Organic Letters, 2014, Vol. 16 (2), pp 406–409
The synthesis of 6-hetarylamino[1,2,4]triazolo[4,3-b][1,2,4,5]tetrazines is reported. The functionalized secondary amines were constructed via a K2CO3-mediated SNAr reaction of weakly basic hetarylamines with 3-(3,5-dimethylpyrazol-1-yl)[1,2,4]triazolo[4,3-b][1,2,4,5]tetrazines, which allowed displacement 3,5-dimethylpyrazolyl leaving group. Significantly, the reaction exhibited a broad substrate scope and proceeded in good yields.
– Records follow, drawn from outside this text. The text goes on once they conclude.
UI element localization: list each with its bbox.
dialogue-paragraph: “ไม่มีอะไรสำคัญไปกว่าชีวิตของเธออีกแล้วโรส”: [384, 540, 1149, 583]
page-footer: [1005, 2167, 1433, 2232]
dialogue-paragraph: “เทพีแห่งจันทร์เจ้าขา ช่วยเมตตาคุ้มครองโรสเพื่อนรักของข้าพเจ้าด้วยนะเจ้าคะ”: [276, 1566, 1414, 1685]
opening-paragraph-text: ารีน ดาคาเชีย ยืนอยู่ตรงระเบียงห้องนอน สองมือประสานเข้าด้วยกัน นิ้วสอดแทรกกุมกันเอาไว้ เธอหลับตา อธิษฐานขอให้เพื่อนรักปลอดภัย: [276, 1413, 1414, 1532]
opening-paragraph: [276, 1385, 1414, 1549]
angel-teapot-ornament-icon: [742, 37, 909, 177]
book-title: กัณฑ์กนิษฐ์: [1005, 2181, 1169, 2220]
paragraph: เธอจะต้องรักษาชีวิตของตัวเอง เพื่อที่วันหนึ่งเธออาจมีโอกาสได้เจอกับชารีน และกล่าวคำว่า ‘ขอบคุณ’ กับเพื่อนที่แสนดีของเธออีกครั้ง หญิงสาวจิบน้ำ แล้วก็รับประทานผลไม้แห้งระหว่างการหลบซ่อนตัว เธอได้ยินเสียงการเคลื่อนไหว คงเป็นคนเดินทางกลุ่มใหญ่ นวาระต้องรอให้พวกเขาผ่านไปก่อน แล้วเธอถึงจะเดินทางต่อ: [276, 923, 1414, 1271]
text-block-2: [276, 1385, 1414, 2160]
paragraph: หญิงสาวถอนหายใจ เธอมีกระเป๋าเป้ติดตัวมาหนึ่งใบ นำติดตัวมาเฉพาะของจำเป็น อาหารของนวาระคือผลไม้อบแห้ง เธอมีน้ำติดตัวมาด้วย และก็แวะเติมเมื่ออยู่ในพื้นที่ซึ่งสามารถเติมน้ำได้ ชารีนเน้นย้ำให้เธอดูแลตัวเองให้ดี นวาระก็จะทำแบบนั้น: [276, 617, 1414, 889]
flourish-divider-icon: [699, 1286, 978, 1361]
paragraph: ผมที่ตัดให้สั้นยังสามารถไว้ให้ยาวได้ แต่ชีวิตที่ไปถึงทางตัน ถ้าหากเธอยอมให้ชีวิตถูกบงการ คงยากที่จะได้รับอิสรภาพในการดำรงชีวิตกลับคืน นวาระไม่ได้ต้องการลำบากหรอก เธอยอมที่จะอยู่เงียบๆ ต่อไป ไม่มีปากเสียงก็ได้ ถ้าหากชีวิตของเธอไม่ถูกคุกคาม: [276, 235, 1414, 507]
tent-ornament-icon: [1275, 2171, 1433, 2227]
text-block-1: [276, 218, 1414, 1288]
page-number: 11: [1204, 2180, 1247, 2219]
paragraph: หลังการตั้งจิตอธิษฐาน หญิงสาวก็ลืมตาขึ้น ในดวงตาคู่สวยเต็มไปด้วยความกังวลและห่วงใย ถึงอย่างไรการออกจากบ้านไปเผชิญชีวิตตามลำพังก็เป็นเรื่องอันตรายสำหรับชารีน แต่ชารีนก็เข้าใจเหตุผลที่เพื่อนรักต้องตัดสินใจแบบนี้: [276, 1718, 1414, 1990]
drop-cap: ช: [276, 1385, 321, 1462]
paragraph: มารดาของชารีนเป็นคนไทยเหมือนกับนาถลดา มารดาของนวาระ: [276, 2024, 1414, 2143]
Tetrahedron, 2014, Vol. 70 (3), pp 684-701
Partially hydrogenated 2-amino[1,2,4]triazolo[1,5-a]pyrimidines and 2-amino[1,2,4]triazolo[5,1-b]quinazolines react with the chlorides of chloroacetic, 3-chloropropanoic, and 4-chlorobutanoic acids at 0–5 °C to give amides through acylation of the 2-amino group. Heating the corresponding 3-chloropropanoyl derivatives at 80–90 °C in DMF leads to selective intramolecular alkylation at N-3 to form the chlorides of partially hydrogenated [1,2,4]triazolo[1,5-a:4,3-a′]dipyrimidin-5-ones and pyrimido[2′,1′:3,4][1,2,4]triazolo[5,1-b]quinazolin-12-ones. It may be more convenient to prepare such compounds through one-pot processes. Some reactions of the synthesized chlorides of polycondensed heterocycles have been studied. Conditions have been found to effect the selective synthesis of free bases, oxidative aromatization or hydrolysis of the dihydropyrimidine cycle, and the selective hydrolytic cleavage or elimination of the pyrimidone ring. Some of the resulting compounds represent new mesoionic heterocycles.